Bible John is believed to have killed three young women, Jemima Macdonald, Patricia Docker and Helen Puttock between 1968 and 1969, after meeting them at the Barrowlands Ballroom in Glasgow.
As part of the biggest murder investigation of its kind in Scotland, an artist's impression was commissioned using the testimony of victim Helen Puttock's sister Jeannie Williams.
Later, the first black and white photofit ever used in a Scots murder hunt was issued, but neither showed the suspect's overlapping front teeth -- a crucial detail recalled by Jeannie.
Despite numerous theories and thousands of men being interviewed, the killer, dubbed Bible John because he quoted from the Old Testament, has never been identified.
Police forensic artist Melissa Dring Little has now produced a new drawing for a two-part documentary, The Hunt for Bible John, which begins on BBC One Scotland Monday, November 22.
It is based on the original picture by Lennox Paterson, registrar of the Glasgow School of Art, but includes the suspect's distinctive teeth.
Dring Little said: "Jeannie, the victim's sister, when she saw the drawing, said 'give that man a medal', it was so closely resembling what she could recall.
"It is important that any detail that the witness recalls, it should be included. What I'm trying to do is make a copy of his drawing, but open the mouth to depict these teeth."
Ms Dring Little, who previously produced sketches in the Madeleine McCann case, added: "Lennox Paterson had not had the advantage of working for the police before, as I have. At the time they were taking a leap in the dark."
Jeannie, who died in 2010, had recalled how a well dressed man named John had asked Helen to dance and the three of them later shared a taxi.
Helen's body was found the following morning in a back court in Scotstoun. There were signs she had put up a fierce struggle before being knocked unconscious and strangled with one of her stockings.

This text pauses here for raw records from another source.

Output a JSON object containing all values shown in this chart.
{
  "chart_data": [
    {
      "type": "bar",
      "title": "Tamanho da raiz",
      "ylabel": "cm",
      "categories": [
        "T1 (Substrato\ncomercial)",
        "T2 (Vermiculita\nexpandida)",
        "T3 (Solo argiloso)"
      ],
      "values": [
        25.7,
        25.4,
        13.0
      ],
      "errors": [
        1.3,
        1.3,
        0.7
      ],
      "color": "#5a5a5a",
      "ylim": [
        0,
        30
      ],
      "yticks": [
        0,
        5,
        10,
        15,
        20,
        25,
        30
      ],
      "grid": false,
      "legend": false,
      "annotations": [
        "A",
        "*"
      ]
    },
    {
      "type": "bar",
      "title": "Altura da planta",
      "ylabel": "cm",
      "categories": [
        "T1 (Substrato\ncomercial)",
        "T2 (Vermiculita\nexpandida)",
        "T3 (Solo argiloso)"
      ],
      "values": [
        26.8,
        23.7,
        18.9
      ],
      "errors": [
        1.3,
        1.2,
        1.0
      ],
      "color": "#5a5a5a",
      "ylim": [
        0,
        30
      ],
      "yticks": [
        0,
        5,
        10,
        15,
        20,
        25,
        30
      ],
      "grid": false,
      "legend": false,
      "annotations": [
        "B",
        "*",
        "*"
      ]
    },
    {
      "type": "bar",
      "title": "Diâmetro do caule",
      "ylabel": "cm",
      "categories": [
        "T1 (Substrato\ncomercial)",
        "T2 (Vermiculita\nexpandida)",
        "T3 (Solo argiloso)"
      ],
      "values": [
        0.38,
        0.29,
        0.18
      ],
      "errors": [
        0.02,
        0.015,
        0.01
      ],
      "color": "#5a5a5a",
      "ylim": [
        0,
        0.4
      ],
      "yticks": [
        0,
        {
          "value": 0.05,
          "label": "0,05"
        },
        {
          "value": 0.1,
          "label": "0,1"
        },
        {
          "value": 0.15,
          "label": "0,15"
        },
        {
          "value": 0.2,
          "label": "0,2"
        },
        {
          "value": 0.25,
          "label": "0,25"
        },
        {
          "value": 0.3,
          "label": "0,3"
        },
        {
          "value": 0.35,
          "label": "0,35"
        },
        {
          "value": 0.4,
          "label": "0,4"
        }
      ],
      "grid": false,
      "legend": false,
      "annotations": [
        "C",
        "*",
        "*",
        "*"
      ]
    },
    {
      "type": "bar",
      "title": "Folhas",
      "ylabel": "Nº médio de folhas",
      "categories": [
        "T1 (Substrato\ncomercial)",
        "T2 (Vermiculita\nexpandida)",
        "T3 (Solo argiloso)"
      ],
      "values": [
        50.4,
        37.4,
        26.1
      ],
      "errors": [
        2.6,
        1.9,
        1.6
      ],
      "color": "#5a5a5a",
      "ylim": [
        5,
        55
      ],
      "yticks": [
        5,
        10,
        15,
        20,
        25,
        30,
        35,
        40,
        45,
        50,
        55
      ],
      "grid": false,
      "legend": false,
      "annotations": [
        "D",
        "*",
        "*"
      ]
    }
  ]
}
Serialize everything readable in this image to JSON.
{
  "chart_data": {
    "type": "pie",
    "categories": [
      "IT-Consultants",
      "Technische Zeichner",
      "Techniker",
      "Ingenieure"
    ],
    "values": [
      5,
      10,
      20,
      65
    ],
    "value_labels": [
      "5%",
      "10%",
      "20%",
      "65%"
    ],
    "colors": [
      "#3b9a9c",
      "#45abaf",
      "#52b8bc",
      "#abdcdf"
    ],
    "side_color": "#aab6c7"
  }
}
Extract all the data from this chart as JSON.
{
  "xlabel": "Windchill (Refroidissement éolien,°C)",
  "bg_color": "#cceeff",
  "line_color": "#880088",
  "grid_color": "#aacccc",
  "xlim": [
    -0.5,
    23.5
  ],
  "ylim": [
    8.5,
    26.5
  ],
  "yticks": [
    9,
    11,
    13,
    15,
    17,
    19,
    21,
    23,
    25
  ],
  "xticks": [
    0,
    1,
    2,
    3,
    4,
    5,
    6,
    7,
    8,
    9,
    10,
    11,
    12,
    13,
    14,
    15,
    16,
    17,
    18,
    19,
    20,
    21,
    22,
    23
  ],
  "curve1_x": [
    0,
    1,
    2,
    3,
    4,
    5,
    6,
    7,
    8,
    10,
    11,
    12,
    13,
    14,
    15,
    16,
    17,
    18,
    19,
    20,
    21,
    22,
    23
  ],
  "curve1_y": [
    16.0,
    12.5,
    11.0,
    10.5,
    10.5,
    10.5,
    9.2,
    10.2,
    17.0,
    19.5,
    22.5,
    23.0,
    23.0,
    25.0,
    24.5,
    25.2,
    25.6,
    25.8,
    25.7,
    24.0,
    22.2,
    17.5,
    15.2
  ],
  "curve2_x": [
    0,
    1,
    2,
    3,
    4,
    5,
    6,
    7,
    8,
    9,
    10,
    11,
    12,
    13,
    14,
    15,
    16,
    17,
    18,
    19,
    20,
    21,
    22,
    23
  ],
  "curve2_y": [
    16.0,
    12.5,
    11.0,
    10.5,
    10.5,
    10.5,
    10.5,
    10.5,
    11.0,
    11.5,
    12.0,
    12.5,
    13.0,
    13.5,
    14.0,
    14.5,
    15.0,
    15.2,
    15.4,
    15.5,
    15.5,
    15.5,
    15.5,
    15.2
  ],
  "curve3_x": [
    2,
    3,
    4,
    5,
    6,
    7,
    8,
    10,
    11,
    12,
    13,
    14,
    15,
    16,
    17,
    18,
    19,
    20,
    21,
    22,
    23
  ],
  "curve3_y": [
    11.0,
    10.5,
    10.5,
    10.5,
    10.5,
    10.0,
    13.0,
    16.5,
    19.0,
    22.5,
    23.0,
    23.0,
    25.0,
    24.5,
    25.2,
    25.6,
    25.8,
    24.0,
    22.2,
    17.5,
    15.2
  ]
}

The police described the suspect as a man aged 25-30, with light auburn-reddish hair brushed to the right. He was around 5 ft 10in and had overlapping front teeth and another tooth missing.
Although the oral feature was never shown in images released during the manhunt, it was seen by police as an essential clue.
Detective Superintendent Joe Beattie, who led the investigation, even kept a plastic replica of them.
The original artist’s impression was eye-catching, but without showing the suspect’s teeth, may have resulted in thousands of men being brought for questioning unnecessarily.
Criminologist Professor Judith Rowbotham tells the documentary: "It does in many ways provide a very problematic distraction for the police. I think that one of the biggest problems with the Bible John theory is the reliance on that image."
George Puttock was on leave from the army at the time of his wife Helen's murder, but stayed at home to look after their two young sons.
He tells the documentary: "They say time's a healer but it never does heal. It's still a vivid memory.
“I know how strong she was. I know what a fighter she was. I knew straight away from what Joe Beattie told me that it was a maniac.
"I'm not getting any younger and I would just love to find out the truth and find that somebody was punished for the hurt, the heartache, that they've caused for me and my family."